Пластика подсознания
Татьяна Кузнецова о «Весне священной» Пины Бауш на фестивале в Большом
На фестивале "Век "Весны священной" — век модернизма", организованном Большим театром и представляющем самые значимые постановки балета Стравинского за 100 лет его существования, наступил черед спектакля вуппертальского Театра танца Пины Бауш. "Весна священная" великой Пины — единственная из всей фестивальной программы — лишена патины историчности: сегодня спектакль воспринимается так же остро, как на премьере 37-летней давности, а его эстетические открытия до сих пор не освоены современным театром.
Меж тем это — ранняя Бауш. 1975-й — третий год ее работы и всего третья постановка в унылом промышленном Вуппертале, балетную труппу которого она сразу же трансформировала, навербовав танцовщиков из эссенского "Фолькванг-балета" и назвав компанию Танцтеатром. Перемены пришлись по душе не всем: хореографа (совсем в духе нашего времени) анонимы запугивали зловещими телефонными звонками, на спектаклях зрители свистели и выбегали из зала, громко хлопнув дверью,— публика желала красиво отдохнуть и культурно развлечься, а не подвергаться моральным испытаниям, заглядывая в глубины собственной души. Преследуемая широкими массами Пина Бауш целыми днями пропадала с артистами в студии, а контракт с театром подписывала не более чем на год (так она будет поступать до конца жизни, уже став главной достопримечательностью Вупперталя, иконой немецкого танцтеатра и всемирно признанным хореографом).
Гениальная "Весна священная" (собственно, показанная 3 декабря 1975 года программа балетов Стравинского под названием "Весенняя жертва" содержала три постановки Пины Бауш, но две другие пропали в тени заключительной "Весны") не избежала общей участи: ею тоже были шокированы и тоже возмущены.

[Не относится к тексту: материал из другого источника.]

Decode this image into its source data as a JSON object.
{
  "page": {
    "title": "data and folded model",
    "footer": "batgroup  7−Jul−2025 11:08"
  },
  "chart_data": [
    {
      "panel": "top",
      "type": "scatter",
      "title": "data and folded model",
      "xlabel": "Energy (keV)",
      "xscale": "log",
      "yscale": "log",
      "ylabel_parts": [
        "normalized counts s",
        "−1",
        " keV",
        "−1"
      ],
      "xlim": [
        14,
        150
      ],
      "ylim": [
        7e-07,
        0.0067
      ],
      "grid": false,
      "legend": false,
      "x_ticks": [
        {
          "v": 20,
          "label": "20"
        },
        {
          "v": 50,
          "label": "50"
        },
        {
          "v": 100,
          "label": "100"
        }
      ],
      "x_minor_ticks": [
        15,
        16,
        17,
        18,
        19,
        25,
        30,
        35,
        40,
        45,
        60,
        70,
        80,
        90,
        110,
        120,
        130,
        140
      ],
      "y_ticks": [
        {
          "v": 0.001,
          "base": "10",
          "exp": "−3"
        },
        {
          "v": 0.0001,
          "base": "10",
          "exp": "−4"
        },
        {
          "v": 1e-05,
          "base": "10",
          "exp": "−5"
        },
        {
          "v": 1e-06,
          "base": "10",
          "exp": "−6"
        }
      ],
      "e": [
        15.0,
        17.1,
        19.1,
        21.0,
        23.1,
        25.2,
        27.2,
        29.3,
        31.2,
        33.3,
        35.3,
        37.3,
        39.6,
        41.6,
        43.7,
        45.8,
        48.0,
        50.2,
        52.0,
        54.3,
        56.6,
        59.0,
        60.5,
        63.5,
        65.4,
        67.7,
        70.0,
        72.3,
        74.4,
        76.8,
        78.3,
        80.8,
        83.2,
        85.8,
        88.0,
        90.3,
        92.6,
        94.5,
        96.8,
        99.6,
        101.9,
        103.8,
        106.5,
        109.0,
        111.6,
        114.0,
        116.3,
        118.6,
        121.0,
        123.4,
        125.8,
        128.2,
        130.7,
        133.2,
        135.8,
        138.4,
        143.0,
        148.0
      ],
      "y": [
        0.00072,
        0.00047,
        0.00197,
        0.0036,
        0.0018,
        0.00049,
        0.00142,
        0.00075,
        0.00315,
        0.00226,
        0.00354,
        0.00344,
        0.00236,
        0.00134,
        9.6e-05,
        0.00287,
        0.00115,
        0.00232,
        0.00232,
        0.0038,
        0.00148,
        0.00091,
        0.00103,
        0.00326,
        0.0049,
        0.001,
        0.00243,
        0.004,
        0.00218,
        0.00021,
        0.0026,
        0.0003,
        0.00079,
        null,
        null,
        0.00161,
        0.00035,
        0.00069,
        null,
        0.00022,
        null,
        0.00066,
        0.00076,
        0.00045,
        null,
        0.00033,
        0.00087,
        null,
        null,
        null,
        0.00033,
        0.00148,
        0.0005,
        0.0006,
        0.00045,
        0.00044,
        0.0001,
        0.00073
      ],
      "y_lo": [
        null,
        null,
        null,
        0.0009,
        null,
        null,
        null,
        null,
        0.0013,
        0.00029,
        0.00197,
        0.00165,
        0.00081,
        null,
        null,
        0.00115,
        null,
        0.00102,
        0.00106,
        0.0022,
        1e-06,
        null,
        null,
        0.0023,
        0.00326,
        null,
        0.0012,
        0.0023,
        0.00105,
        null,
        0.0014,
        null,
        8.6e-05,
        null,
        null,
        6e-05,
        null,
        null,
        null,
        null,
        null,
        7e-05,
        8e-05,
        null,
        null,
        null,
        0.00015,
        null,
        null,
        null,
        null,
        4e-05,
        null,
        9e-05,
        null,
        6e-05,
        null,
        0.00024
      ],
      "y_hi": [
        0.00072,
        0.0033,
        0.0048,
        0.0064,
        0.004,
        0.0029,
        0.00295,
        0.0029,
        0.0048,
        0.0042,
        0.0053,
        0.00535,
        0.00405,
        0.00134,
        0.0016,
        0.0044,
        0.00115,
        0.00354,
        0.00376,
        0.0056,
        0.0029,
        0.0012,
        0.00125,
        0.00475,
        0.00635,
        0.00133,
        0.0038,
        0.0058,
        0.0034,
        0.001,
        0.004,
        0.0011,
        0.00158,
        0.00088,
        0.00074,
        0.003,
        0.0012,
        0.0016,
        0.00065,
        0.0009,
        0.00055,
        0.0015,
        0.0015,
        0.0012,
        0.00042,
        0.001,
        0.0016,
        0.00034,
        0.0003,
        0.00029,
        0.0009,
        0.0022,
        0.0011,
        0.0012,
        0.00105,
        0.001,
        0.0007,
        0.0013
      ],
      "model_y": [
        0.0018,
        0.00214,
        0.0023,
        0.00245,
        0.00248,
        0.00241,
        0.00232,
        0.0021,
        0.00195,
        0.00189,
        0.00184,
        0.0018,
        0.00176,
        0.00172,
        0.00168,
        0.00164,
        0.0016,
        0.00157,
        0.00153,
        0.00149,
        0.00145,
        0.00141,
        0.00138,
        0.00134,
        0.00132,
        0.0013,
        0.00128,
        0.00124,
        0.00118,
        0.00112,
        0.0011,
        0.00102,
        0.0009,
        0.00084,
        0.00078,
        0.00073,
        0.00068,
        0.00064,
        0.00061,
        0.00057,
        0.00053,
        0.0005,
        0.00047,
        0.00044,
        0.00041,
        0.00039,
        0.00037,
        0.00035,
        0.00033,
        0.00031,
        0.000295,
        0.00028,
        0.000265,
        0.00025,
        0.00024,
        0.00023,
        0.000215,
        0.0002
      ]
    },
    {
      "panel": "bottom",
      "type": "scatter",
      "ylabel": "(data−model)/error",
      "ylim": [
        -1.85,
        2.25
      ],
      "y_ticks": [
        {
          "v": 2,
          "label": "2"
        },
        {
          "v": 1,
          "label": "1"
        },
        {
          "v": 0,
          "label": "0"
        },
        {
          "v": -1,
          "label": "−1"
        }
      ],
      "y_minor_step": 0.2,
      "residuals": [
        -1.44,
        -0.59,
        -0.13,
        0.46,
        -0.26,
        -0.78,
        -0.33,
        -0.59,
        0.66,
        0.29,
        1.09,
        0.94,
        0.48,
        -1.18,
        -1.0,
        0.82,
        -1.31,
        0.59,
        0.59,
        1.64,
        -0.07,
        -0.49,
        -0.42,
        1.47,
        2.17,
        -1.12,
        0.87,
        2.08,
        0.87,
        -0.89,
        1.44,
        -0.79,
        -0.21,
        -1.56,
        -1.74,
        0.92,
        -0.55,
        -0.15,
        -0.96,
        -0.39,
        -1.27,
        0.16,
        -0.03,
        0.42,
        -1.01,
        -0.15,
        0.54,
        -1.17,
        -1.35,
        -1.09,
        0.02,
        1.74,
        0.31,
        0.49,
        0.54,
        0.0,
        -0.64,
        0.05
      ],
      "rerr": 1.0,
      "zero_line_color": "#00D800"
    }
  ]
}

Этот первый крупный (и, как выяснилось, последний) сугубо танцевальный спектакль Пины Бауш — без пения, пантомимных сценок, актерских импровизаций и прочих формальных признаков танцтеатра — был пронизан хореографической волей автора, проявленной столь исчерпывающе, что в дальнейшем чисто танцевальном самовыражении хореограф, вероятно, уже не видела смысла.
В этой работе воплотилось все, что 35-летняя интеллектуалка "пропустила сквозь сердце" (по ее собственному выражению) за свою танцевальную жизнь. Учеба в знаменитой Высшей школе "Фолькванг" у отца немецкого экспрессионизма Курта Йосса; стажировка в Нью-Йорке, в не менее знаменитой Джульярдской школе у английского неоклассика Энтони Тюдора и американских модернистов Хосе Лимона и Альфредо Корвино; бурное нашествие американских постмодернистов, влияние абстракциониста Мерса Каннингема; собственная, весьма успешная танцевальная карьера в американских компаниях; первые хореографические опыты в Германии. Наконец, изобретенный ею метод работы с танцовщиками — те самые пресловутые разговоры и бесконечные вопросы, которыми она доводила артистов до изнеможения, превращая трудяг-профессионалов в творцов-соавторов. И в той же, переполненной культурной памятью "Весне" Пина Бауш открыла миру совершенно новый тип танца: танец пластического "бессознательного", вытащивший на подмостки "оговорки" бытового жеста и физические проявления неконтролируемых импульсов подсознания. В языческом балете Стравинского эти импульсы прогремели набатом.
Спустя двадцать с лишним лет после премьеры Пина Бауш вспоминала: "Первое, что я сделала,— это поговорила с ними (танцовщиками.— Weekend) о том, что "Весна" значит для меня. В ней так много разных эмоций, она постоянно меняется. В ней также очень много страха. Я думала, каково это будет танцевать, зная, что ты должен умереть? Что вы будете чувствовать, что я буду чувствовать?"
Предсмертная животная паника, отчаяние тотального одиночества, кошмар принудительного избранничества, беспомощность перед инстинктом, собственным или стадным, боязнь толпы, ужас перед болью и уязвимостью собственного тела — еще никогда танец не выражал все мыслимые человеческие страхи с такой эмоциональной мощью и открытой физиологичностью. И никогда еще эта шокирующая откровенность не была просчитана так рационально и выстроена с таким композиционным и пространственным совершенством.